To simplify our output, we will first transform the `state`

variable to a treatment indicator called `treat`

(1 for California and 0 for Washington). Then we transform `year`

to a time indicator called `time`

(1 for 2017 and 0 for 2016).

# transform state to treat wages2$treat <- ifelse(wages2$state=="California",1,0) # transform year to time wages2$time <- ifelse(wages2$year==2017,1,0)

We can print and inspect our dataset to make sure our transformations were done correctly.

state treat year time avg_wage 1 California 1 2016 0 13.311279 2 California 1 2017 1 16.000000 3 Washington 0 2016 0 9.728146 4 Washington 0 2017 1 10.000000

To create a DID regression for our student wage data, we run a model that predicts average student wages from the treatment, time, and the interaction of treatment and time. Note that in R, `treat*time`

is equivalent to `treat + time + treat:time`

.

did_mod <- lm( #include interaction avg_wage ~ treat*year, #use subsetted data data = wages2 )

When we print `did_mod`

we get the following output. Note that the coefficient on the interaction term `treat:year`

is exactly what we computed for the ATT by taking the difference of means. We estimate the impact of the minimum wage law on California student wages to be an increase of about $2.42.
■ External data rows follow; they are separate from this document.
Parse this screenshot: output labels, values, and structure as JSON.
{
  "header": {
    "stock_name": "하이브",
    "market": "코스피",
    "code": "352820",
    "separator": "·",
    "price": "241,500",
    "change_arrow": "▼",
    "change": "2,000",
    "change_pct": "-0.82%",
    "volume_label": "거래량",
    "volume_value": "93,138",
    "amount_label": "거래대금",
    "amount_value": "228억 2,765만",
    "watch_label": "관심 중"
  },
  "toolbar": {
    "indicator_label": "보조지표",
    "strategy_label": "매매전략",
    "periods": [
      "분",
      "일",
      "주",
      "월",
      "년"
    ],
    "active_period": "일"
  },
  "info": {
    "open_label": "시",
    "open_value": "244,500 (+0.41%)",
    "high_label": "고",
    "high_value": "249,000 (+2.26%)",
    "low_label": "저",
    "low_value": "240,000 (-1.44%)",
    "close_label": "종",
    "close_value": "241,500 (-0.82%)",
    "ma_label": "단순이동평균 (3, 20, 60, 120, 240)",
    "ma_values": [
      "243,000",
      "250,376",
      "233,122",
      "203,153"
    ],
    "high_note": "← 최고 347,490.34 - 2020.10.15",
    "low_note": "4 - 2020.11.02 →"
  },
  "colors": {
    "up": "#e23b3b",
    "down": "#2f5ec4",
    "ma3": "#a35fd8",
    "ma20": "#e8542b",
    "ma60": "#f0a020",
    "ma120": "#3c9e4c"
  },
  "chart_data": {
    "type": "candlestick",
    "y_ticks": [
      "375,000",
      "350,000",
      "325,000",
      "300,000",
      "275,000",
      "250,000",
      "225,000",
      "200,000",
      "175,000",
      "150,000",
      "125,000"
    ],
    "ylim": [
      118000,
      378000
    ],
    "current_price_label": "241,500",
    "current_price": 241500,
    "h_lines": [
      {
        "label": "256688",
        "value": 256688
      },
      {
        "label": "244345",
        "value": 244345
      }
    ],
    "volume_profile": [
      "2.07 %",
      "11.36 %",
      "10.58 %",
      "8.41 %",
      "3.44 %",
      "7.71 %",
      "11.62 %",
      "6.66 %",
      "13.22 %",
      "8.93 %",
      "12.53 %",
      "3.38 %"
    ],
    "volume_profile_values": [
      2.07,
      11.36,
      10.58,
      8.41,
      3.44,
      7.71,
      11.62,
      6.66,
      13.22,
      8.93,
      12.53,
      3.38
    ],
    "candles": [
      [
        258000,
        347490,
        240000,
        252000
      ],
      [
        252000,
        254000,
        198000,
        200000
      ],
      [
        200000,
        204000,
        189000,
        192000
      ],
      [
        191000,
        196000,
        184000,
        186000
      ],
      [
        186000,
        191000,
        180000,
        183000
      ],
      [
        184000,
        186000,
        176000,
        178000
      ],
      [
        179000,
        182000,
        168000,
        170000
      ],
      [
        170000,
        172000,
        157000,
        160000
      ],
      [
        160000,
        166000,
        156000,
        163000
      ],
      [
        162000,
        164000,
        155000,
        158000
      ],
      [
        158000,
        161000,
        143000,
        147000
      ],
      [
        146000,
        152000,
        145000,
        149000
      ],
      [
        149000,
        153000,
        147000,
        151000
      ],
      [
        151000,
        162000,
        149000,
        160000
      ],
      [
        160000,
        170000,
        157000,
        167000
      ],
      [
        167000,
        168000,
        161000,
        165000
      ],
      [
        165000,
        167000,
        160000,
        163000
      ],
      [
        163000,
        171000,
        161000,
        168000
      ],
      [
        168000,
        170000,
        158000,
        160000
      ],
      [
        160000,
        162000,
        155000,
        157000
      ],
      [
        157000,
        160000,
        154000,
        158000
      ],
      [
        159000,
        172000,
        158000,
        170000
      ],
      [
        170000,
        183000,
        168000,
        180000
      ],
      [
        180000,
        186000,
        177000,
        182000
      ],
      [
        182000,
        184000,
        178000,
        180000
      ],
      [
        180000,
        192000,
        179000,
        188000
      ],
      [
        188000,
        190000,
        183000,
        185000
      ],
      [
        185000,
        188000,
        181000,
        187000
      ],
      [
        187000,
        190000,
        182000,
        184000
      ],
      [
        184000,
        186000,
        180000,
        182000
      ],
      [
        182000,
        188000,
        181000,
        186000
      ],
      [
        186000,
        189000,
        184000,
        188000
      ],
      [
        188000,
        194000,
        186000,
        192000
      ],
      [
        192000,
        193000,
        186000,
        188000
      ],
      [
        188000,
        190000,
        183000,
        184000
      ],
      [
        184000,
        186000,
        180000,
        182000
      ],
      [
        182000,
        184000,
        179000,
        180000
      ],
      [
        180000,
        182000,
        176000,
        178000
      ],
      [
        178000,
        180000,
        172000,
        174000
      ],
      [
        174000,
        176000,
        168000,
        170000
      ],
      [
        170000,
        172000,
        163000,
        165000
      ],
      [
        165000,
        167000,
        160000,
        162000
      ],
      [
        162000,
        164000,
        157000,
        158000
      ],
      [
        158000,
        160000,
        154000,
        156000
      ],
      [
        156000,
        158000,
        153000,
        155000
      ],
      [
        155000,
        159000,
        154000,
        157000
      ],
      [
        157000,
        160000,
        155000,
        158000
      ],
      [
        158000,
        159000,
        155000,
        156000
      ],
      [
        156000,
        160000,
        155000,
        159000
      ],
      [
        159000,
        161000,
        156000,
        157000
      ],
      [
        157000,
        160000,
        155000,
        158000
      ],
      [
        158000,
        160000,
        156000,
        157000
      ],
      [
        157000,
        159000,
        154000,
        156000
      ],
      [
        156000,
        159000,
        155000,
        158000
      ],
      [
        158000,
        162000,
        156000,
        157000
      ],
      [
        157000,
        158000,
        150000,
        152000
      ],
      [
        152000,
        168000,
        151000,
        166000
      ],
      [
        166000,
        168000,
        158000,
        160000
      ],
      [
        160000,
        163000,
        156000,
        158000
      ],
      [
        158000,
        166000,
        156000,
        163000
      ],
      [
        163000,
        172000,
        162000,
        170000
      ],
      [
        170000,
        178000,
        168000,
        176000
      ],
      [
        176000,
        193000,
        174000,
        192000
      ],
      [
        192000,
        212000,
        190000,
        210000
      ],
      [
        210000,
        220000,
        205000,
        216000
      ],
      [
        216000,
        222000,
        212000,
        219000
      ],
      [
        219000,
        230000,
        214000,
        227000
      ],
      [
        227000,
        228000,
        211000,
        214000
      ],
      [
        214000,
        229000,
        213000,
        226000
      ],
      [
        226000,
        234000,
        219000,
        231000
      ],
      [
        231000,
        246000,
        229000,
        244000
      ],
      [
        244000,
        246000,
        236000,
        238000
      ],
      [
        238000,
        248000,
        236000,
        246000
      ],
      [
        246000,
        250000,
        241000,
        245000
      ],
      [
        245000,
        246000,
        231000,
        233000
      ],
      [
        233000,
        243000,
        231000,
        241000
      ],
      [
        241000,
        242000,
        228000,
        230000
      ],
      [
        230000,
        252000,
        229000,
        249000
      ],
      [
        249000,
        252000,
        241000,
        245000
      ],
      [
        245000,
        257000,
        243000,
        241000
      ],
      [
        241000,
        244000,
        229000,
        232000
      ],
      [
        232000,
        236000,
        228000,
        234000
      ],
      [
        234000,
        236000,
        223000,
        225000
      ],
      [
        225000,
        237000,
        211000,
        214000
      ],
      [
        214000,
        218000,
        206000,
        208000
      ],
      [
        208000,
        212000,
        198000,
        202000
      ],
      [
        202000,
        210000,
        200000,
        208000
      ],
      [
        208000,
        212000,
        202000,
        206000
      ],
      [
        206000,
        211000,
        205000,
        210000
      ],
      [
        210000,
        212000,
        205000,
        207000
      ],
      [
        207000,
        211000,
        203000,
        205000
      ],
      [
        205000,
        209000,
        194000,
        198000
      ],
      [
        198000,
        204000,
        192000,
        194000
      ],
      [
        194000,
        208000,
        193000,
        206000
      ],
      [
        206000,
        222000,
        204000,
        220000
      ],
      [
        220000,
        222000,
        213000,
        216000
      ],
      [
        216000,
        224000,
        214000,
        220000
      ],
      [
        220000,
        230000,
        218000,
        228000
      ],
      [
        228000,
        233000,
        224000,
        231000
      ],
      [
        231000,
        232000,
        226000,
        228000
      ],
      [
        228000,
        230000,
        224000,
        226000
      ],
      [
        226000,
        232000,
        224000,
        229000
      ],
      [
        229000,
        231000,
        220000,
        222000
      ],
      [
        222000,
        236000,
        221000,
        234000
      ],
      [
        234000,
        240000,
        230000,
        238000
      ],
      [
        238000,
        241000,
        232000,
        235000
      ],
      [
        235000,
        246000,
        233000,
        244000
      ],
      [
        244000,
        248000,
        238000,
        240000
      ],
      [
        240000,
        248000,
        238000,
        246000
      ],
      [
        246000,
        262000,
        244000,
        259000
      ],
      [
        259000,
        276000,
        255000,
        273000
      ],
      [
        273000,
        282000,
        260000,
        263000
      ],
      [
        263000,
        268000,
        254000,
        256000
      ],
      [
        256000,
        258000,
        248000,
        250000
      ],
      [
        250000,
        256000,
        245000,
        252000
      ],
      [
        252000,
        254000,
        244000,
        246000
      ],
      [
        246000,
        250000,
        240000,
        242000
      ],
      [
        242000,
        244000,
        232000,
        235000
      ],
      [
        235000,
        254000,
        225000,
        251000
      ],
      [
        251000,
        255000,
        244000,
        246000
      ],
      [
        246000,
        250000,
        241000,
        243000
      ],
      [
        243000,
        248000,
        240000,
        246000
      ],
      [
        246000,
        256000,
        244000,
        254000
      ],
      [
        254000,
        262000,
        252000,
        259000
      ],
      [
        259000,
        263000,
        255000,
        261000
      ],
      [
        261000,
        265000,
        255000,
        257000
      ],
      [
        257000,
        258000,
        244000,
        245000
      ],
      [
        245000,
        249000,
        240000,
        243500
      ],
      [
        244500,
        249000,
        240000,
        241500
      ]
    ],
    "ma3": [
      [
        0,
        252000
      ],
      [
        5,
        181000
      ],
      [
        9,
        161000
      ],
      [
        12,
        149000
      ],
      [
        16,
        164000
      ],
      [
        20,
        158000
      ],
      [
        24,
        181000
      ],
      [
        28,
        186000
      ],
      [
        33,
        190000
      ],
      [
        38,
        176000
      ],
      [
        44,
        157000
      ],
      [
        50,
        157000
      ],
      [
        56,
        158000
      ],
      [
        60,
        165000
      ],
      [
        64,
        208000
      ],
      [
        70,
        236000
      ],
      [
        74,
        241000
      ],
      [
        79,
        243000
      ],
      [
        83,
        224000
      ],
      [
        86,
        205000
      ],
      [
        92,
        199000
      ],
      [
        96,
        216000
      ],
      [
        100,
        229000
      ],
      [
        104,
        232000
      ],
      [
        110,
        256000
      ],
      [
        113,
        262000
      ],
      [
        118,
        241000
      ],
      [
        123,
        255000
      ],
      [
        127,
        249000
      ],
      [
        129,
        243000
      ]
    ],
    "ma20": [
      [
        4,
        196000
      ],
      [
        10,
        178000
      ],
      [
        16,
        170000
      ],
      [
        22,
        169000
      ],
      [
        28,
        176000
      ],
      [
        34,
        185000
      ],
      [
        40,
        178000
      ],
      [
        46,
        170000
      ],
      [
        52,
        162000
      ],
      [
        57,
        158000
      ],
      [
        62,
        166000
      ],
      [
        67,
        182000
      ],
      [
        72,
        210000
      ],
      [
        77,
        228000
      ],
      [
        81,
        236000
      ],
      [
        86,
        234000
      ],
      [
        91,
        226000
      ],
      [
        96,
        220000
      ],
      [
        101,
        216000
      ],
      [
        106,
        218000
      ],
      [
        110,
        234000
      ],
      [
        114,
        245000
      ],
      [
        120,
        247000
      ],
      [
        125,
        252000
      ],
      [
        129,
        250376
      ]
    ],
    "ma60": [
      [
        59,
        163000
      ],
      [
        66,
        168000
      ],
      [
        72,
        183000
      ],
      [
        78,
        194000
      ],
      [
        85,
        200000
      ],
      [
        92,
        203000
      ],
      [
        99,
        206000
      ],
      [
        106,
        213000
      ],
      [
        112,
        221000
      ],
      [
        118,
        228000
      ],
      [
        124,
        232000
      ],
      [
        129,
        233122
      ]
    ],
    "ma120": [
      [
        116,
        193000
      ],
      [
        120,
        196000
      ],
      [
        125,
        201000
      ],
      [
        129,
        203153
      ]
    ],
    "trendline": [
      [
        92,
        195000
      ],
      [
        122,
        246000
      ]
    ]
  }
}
Call: lm(formula = avg_wage ~ treat * time, data = wages2) Coefficients: (Intercept) treat time treat:time 9.7281 3.5831 0.2719 2.4169

What do all the other coefficients represent?

`Intercept`

indicates the expected value for pre-treatment average student wages for the control group (Washington 2016).`treat`

is the difference between the control group and the treatment group at the pre-treatment time (California 2016 - Washington 2016).`time`

is the difference between the pre-treatment and post-treatment times for the control group (Washington 2017 - Washington 2016).

Combinations of these coefficients give us back all four means from our dataset.

Mean | Equivalent Coefficient(s) |
---|---|

Washington 2016 | Intercept |

California 2016 | Intercept + treat |

Washington 2017 | Intercept + time |

California 2017 | Intercept + treat + time + treat:time |

### Instructions

**1.**

The dataset `tickets2`

with only 2018 and 2019 data has been saved for you in **notebook.Rmd**. Use the `ifelse()`

function to add to `tickets2`

the indicator variable `treat`

that is 1 for Sydney and 0 for Toronto.

**2.**

Use the `ifelse()`

function to add to `tickets2`

the indicator variable `time`

that is 1 for 2019 and 0 for 2018.

**3.**

Create a linear regression model `did_reg`

that predicts average tickets sales from `treat`

, `time`

, and the interaction of `treat`

with `time`

.

**4.**

Now print `did_reg`

and inspect the coefficient on the interaction term. was the direction of the impact what you expected based on your earlier plots?